El Gran Dragón Rojo y la Mujer revestida en Sol (detalle). William Blake (c. 1805)

Los hechiceros del arte

Con el talento, no basta.

Son muchos los momentos en que me sorprendo a mí misma intentando encontrar en donde no hay, buscando en un mare mágnum de elementos perfectamente equilibrados y expresados, pero tan fríos y carentes de contenido como un cubo de estaño.

Y de verdad que deseo con todas mis fuerzas sentir algo, pero créanme que no lo consigo.

Nunca he estudiado arte. Lo mío son las ciencias, quizás porque prefiero aprender de la naturaleza que de mis congéneres.

Sin embargo, admiro el arte. Me cautiva la prodigiosa capacidad que sólo algunos privilegiados poseen de poder convocar tantas sensaciones a un mismo tiempo con un único y a veces sencillo mensaje. Resulta contradictorio. El ser humano, tan imprevisible e imperfecto, tan complejo y simple a la vez, despierta el mayor de los intereses cuando sabe abandonar esa cárcel materialista dentro de la que incomprensiblemente se reboza, y se deja llevar por su espíritu, único y exclusivo, inmenso, grandioso y rompedor. Es entonces, y sólo entonces, cuando se abre una puerta a la esencia del arte que mora en él. Me refiero a ese «poderío» que impregna a algunos con sus untuosos caldos y les convierte en maestros. Ya hace falta ser muy bueno para catarlo. Y mucho más bueno aún para saber aprender de ellos y contagiarse, aunque sólo sea «de oído» de su talento.

Hay artistas que representan la realidad, su particular modo de leerla quizás, pero su realidad al fin y al cabo. Hay otros muchos que prefieren inventarla para de este modo poder creérsela y sentirse más dichosos. Hay, por último, quienes abren ventanas a otros universos y permiten ver a través de ellas a todos cuantos se les aproximan con inquietud y ganas de ver más allá de lo visible.

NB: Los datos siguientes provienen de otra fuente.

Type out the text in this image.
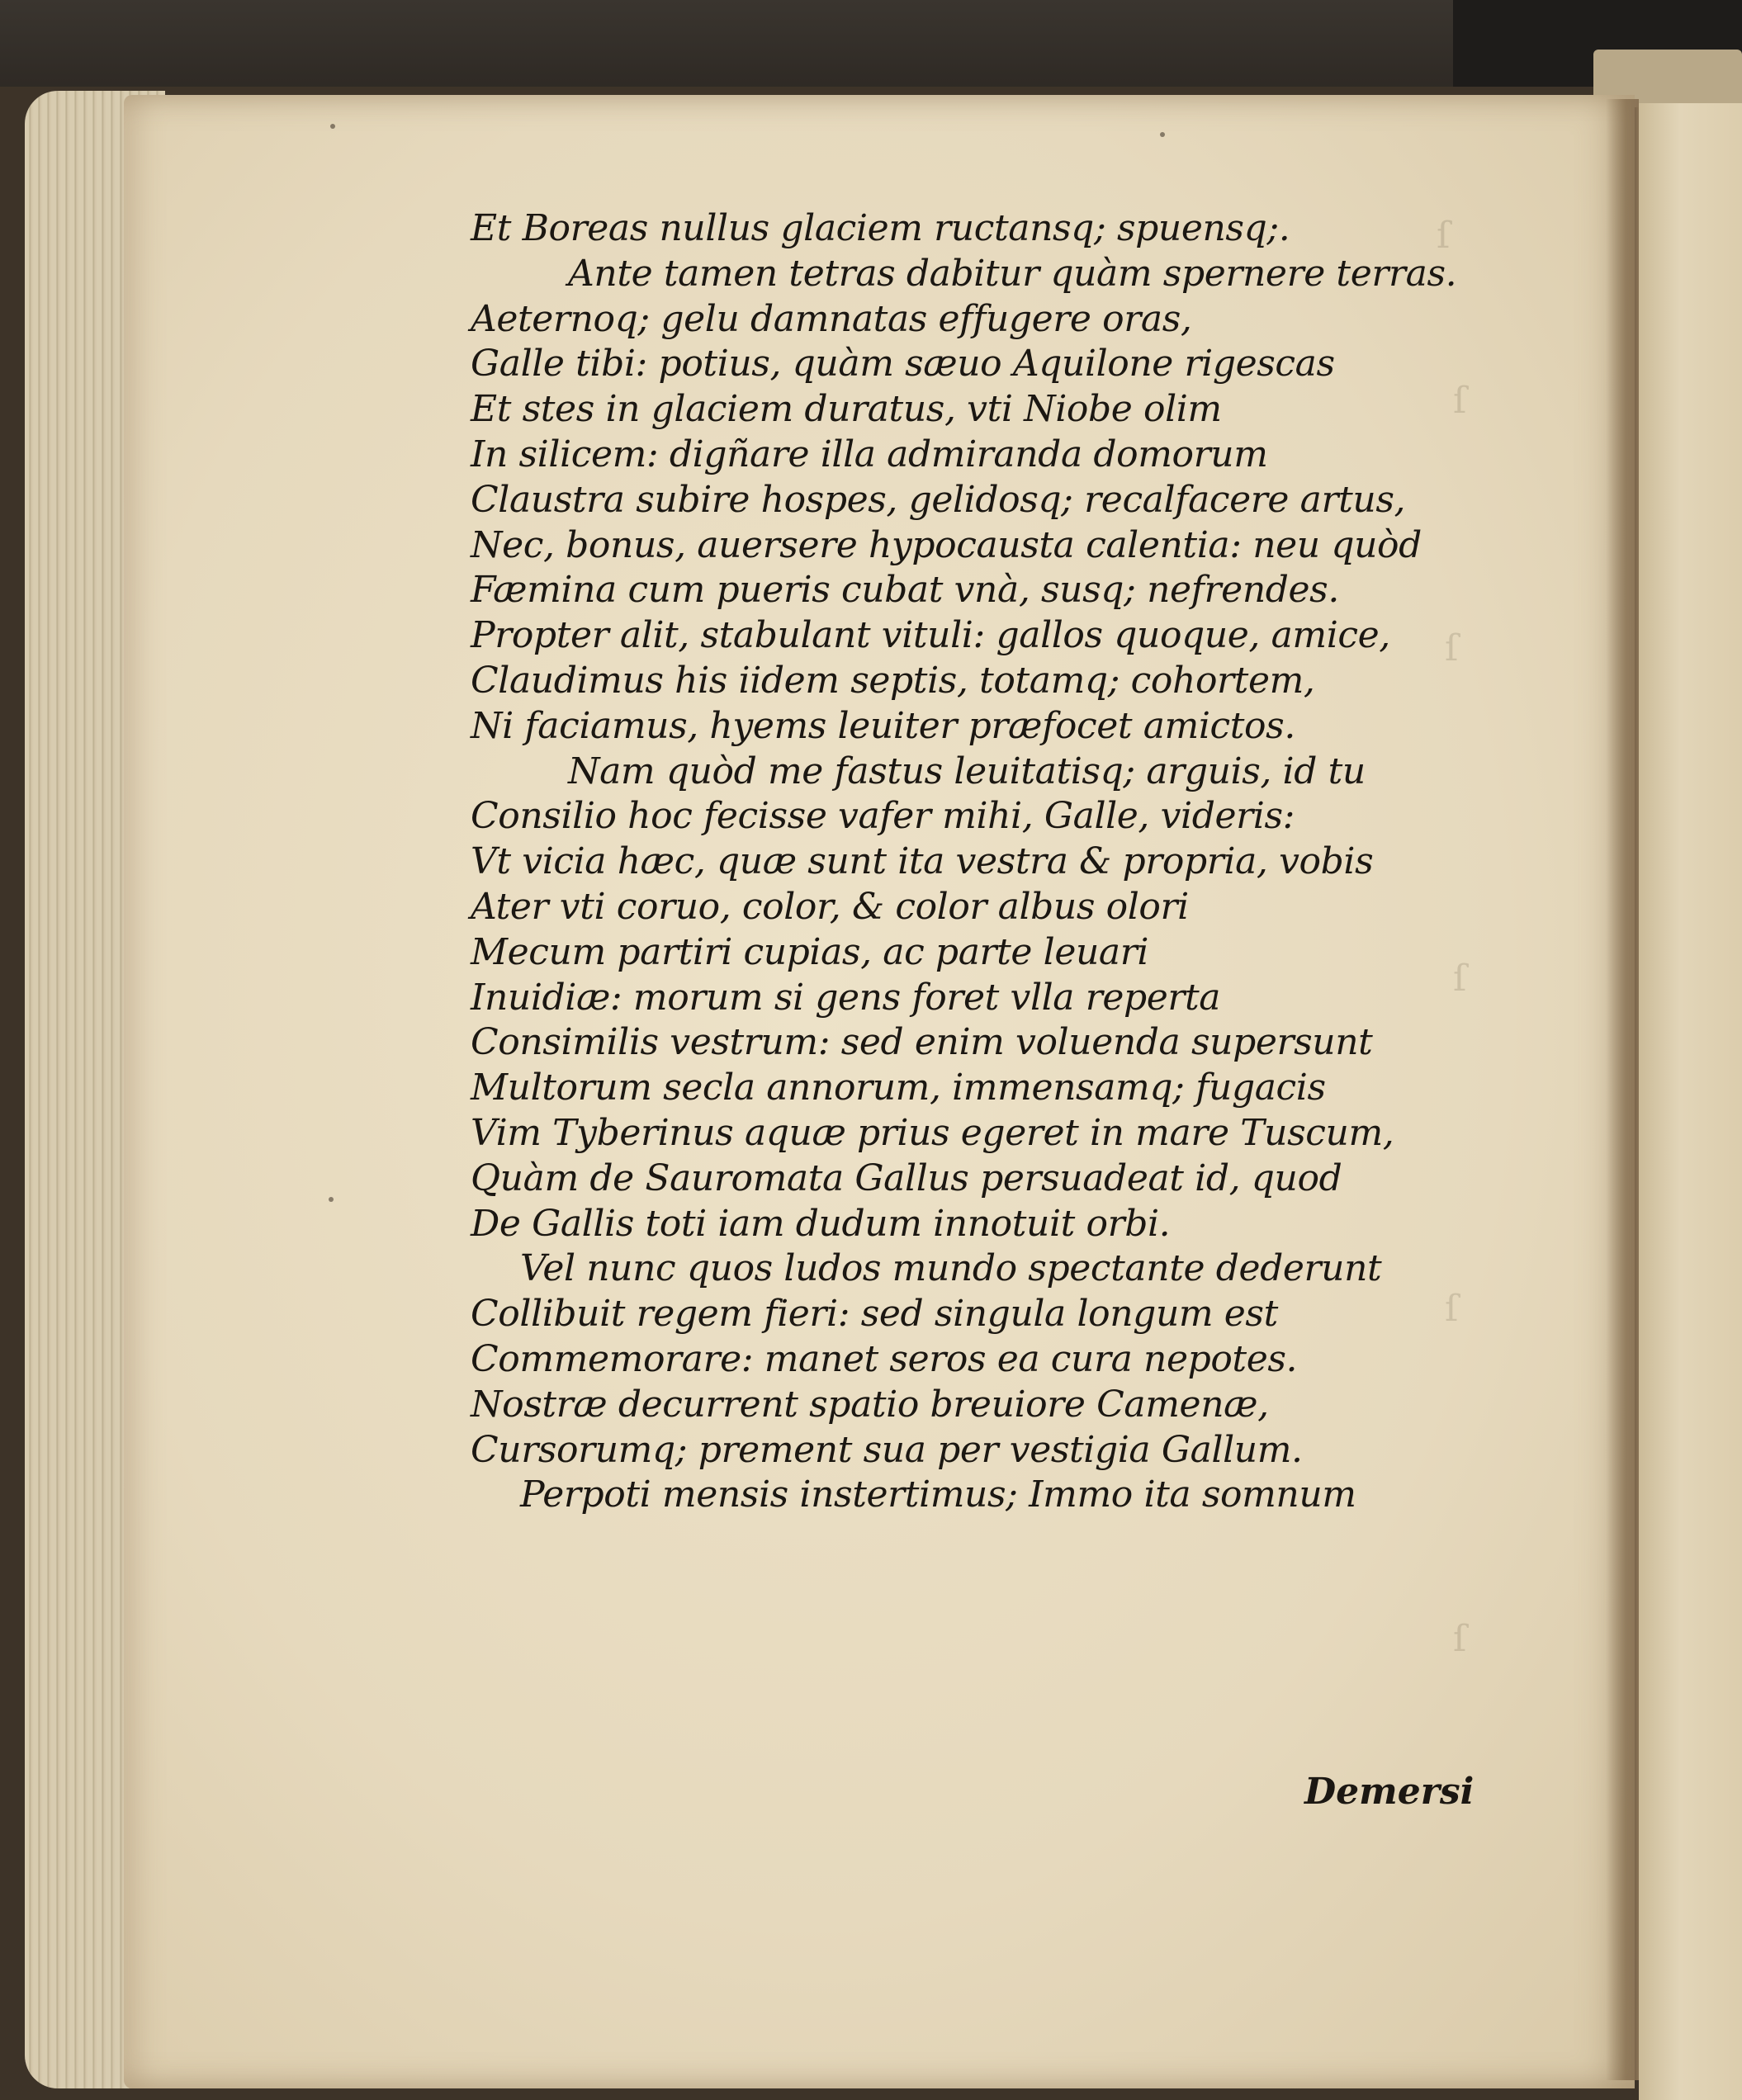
ſ
ſ
ſ
ſ
ſ
ſ
Et Boreas nullus glaciem ructansq; spuensq;.
Ante tamen tetras dabitur quàm spernere terras.
Aeternoq; gelu damnatas effugere oras,
Galle tibi: potius, quàm sæuo Aquilone rigescas
Et stes in glaciem duratus, vti Niobe olim
In silicem: digñare illa admiranda domorum
Claustra subire hospes, gelidosq; recalfacere artus,
Nec, bonus, auersere hypocausta calentia: neu quòd
Fæmina cum pueris cubat vnà, susq; nefrendes.
Propter alit, stabulant vituli: gallos quoque, amice,
Claudimus his iidem septis, totamq; cohortem,
Ni faciamus, hyems leuiter præfocet amictos.
Nam quòd me fastus leuitatisq; arguis, id tu
Consilio hoc fecisse vafer mihi, Galle, videris:
Vt vicia hæc, quæ sunt ita vestra & propria, vobis
Ater vti coruo, color, & color albus olori
Mecum partiri cupias, ac parte leuari
Inuidiæ: morum si gens foret vlla reperta
Consimilis vestrum: sed enim voluenda supersunt
Multorum secla annorum, immensamq; fugacis
Vim Tyberinus aquæ prius egeret in mare Tuscum,
Quàm de Sauromata Gallus persuadeat id, quod
De Gallis toti iam dudum innotuit orbi.
Vel nunc quos ludos mundo spectante dederunt
Collibuit regem fieri: sed singula longum est
Commemorare: manet seros ea cura nepotes.
Nostræ decurrent spatio breuiore Camenæ,
Cursorumq; prement sua per vestigia Gallum.
Perpoti mensis instertimus; Immo ita somnum
Demersi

Son los magos del arte, los hechiceros de las emociones, capaces de arrancar sensaciones al espectador que ni siquiera sabía que cobijaba. Y muchos de ellos ocultan esa rara habilidad tras un traje de ejecutivo o un mono de pintor de brocha gorda. Eso es trivial. Una mera circunstancia que no les afecta para nada. Andan por ahí y no dejan de buscar, porque no cesan de preguntarse. Esa tenacidad me impresiona y, lo más curioso, es que no lo pueden evitar, porque su espíritu es inquieto y no concede treguas a nada ni a nadie. De ellos deseo aprender, porque son pocos, pero trascendentales. Una Rara Avis.  Su talento, desafortunadamente, no es contagioso, pero su proceder siempre nos enseña algo. Su energía en el trabajo es inacabable. Les guía la pasión. Son de otra raza, esa de los hombres libres, sin cadenas ni ataduras, que buscan seguir su camino y cuyo arrojo no sabe de corrientes. Es triste tener que reconocer que nuestra querida Europa se haya convertido en una vieja decadente por culpa del engaño en el que todos vivimos zambullidos desde hace ya demasiado tiempo. Tanto tiempo que hay quienes no recuerdan la verdad, quizás también porque nunca la hayan conocido.

Pero no soy pesimista. Todo lo contrario. Hay un atisbo de esperanza para esta generación. La confusión oprime demasiado y la tensión es brutal. Los ciclos, como sucede en la naturaleza, son imparables, y tras la oscuridad, regresará la luz. Es preciso, me digo a mí misma una y otra vez, quemar en la hoguera de las vanidades el recelo y el temor, para poder ver más allá y sentir plenamente, porque el miedo nos esclaviza. Me refiero al miedo al ridículo, al fracaso, a la soledad, a la verdad.

Conocernos a nosotros mismos es conocer a los demás, pero además, hay quienes saben ser estelas.